Dojo was the name of Tesla’s in-house AI chip development to create supercomputers to train its AI models for self-driving.
Tesla hired a bunch of top chip architects and tried to develop better AI accelerator chips to rely less on companies like NVIDIA, AMD, and others.
For the last few years, Peter Bannon, who worked with Keller for years, has been leading Tesla’s chip-making programs, but he is now reportedly also leaving the automaker.

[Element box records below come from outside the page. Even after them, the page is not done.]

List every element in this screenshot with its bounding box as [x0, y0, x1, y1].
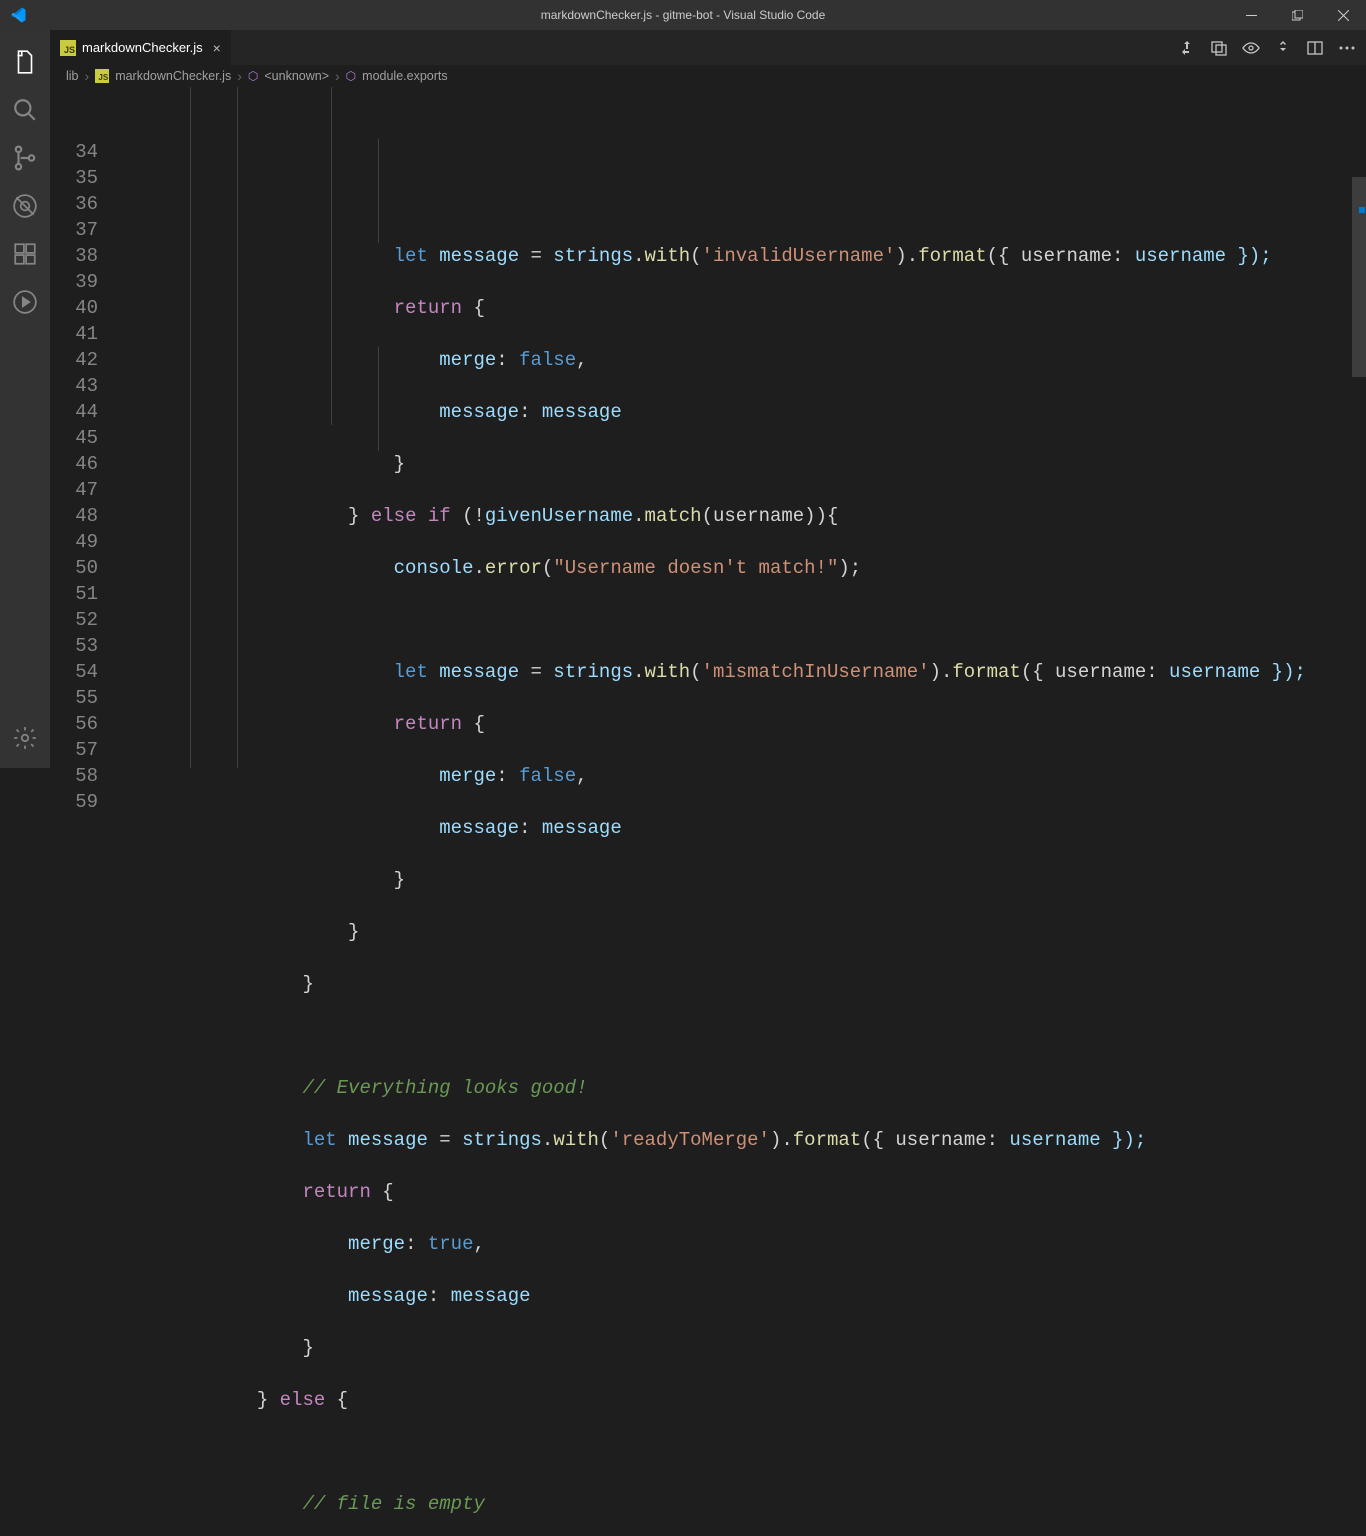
search-icon[interactable] [0, 86, 50, 134]
breadcrumb-symbol[interactable]: module.exports [362, 69, 447, 83]
source-control-icon[interactable] [0, 134, 50, 182]
code-content[interactable]: let message = strings.with('invalidUsern… [120, 165, 1352, 1536]
maximize-button[interactable] [1274, 0, 1320, 30]
breadcrumb-folder[interactable]: lib [66, 69, 79, 83]
minimize-button[interactable] [1228, 0, 1274, 30]
open-changes-icon[interactable] [1210, 40, 1228, 56]
window-title: markdownChecker.js - gitme-bot - Visual … [541, 8, 826, 22]
overview-ruler-mark [1359, 207, 1365, 213]
chevron-right-icon: › [335, 68, 340, 84]
toggle-preview-icon[interactable] [1242, 42, 1260, 54]
close-button[interactable] [1320, 0, 1366, 30]
extensions-icon[interactable] [0, 230, 50, 278]
line-number-gutter: 3435363738394041424344454647484950515253… [50, 87, 120, 768]
breadcrumb-symbol[interactable]: <unknown> [264, 69, 329, 83]
run-icon[interactable] [1274, 40, 1292, 56]
breadcrumb-file[interactable]: markdownChecker.js [115, 69, 231, 83]
debug-icon[interactable] [0, 182, 50, 230]
live-share-icon[interactable] [0, 278, 50, 326]
title-bar: markdownChecker.js - gitme-bot - Visual … [0, 0, 1366, 30]
js-file-icon: JS [95, 69, 109, 83]
breadcrumbs[interactable]: lib › JS markdownChecker.js › ⬡ <unknown… [50, 65, 1366, 87]
settings-gear-icon[interactable] [0, 714, 50, 762]
tab-label: markdownChecker.js [82, 40, 203, 55]
activity-bar [0, 30, 50, 768]
tab-markdownchecker[interactable]: JS markdownChecker.js × [50, 30, 232, 65]
split-editor-icon[interactable] [1306, 40, 1324, 56]
tab-close-icon[interactable]: × [213, 40, 221, 56]
editor-tabs: JS markdownChecker.js × [50, 30, 1366, 65]
vertical-scrollbar[interactable] [1352, 87, 1366, 768]
chevron-right-icon: › [85, 68, 90, 84]
explorer-icon[interactable] [0, 38, 50, 86]
js-file-icon: JS [60, 40, 76, 56]
vscode-logo-icon [0, 6, 35, 24]
more-actions-icon[interactable] [1338, 46, 1356, 50]
symbol-icon: ⬡ [248, 69, 258, 83]
symbol-icon: ⬡ [346, 69, 356, 83]
code-editor[interactable]: 3435363738394041424344454647484950515253… [50, 87, 1352, 768]
chevron-right-icon: › [237, 68, 242, 84]
compare-changes-icon[interactable] [1178, 40, 1196, 56]
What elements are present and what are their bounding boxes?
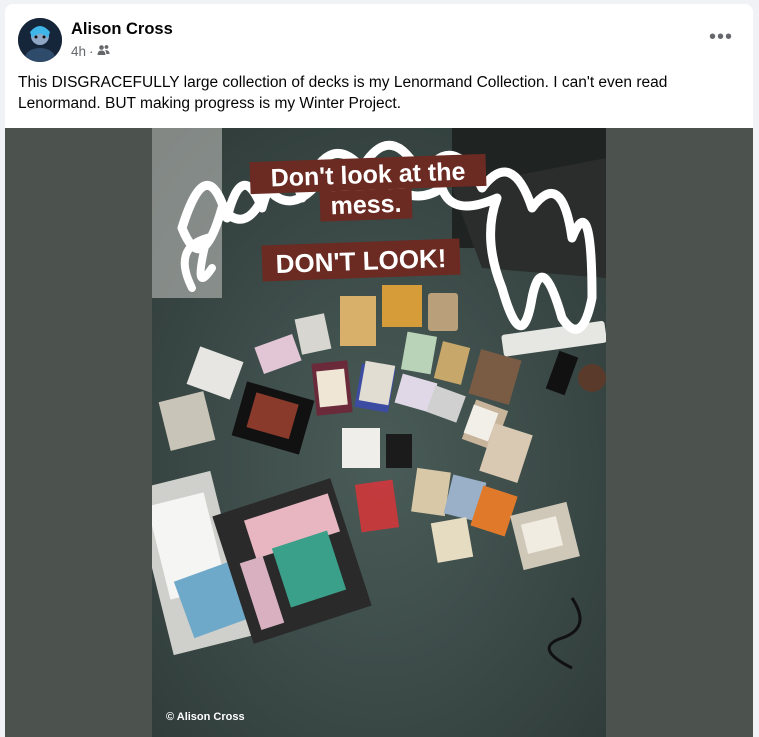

Bloomberg reports that Musk has “ordered the effort to be shut down.”:
Peter Bannon, who was heading up Dojo, is leaving and Chief Executive Officer Elon Musk has ordered the effort to be shut down, according to the people, who asked not to be identified discussing internal matters. The team has lost about 20 workers recently to newly formed DensityAI, and remaining Dojo workers are being reassigned to other data center and compute projects within Tesla, the people said.
DensityAI is a new startup currently in stealth mode, founded by several former Tesla employees, including Venkataramanan.
It reportedly plans to build chips for AI data centers and robots, much like the Dojo program.
The company recently hired 20 former Tesla employees who worked on Dojo.
While the program appeared to be lagging behind for years as Tesla increasingly bought more compute power from NVIDIA, Musk has been claiming progress.
The CEO said in June:
Tesla Dojo AI training computer making progress. We start bringing Dojo 2 online later this year. It takes three major iterations for a new technology to be great. Dojo 2 is good, but Dojo 3 will be great.
During Tesla’s quarterly conference call in late July, the CEO claimed that Dojo 2 will be “operating at scale sometime next year.”
Electrek’s Take
It’s unclear whether the report is accurate or if it’s an extrapolation from the talent exodus to Elon killing Dojo, or if Elon was lying just a few weeks ago.
Alternatively, this development may be so recent that Elon went from being confident in Dojo a few weeks ago to disbanding the team working on it now.
Either way, I think it’s clear that the project has been lagging, and Tesla has been extremely dependent on chip suppliers rather than making its own.
I think Dojo being likely dead is not a big loss for Tesla.
When it comes to chip making, developing its own inference compute for onboard “AI computers” was always the more important project.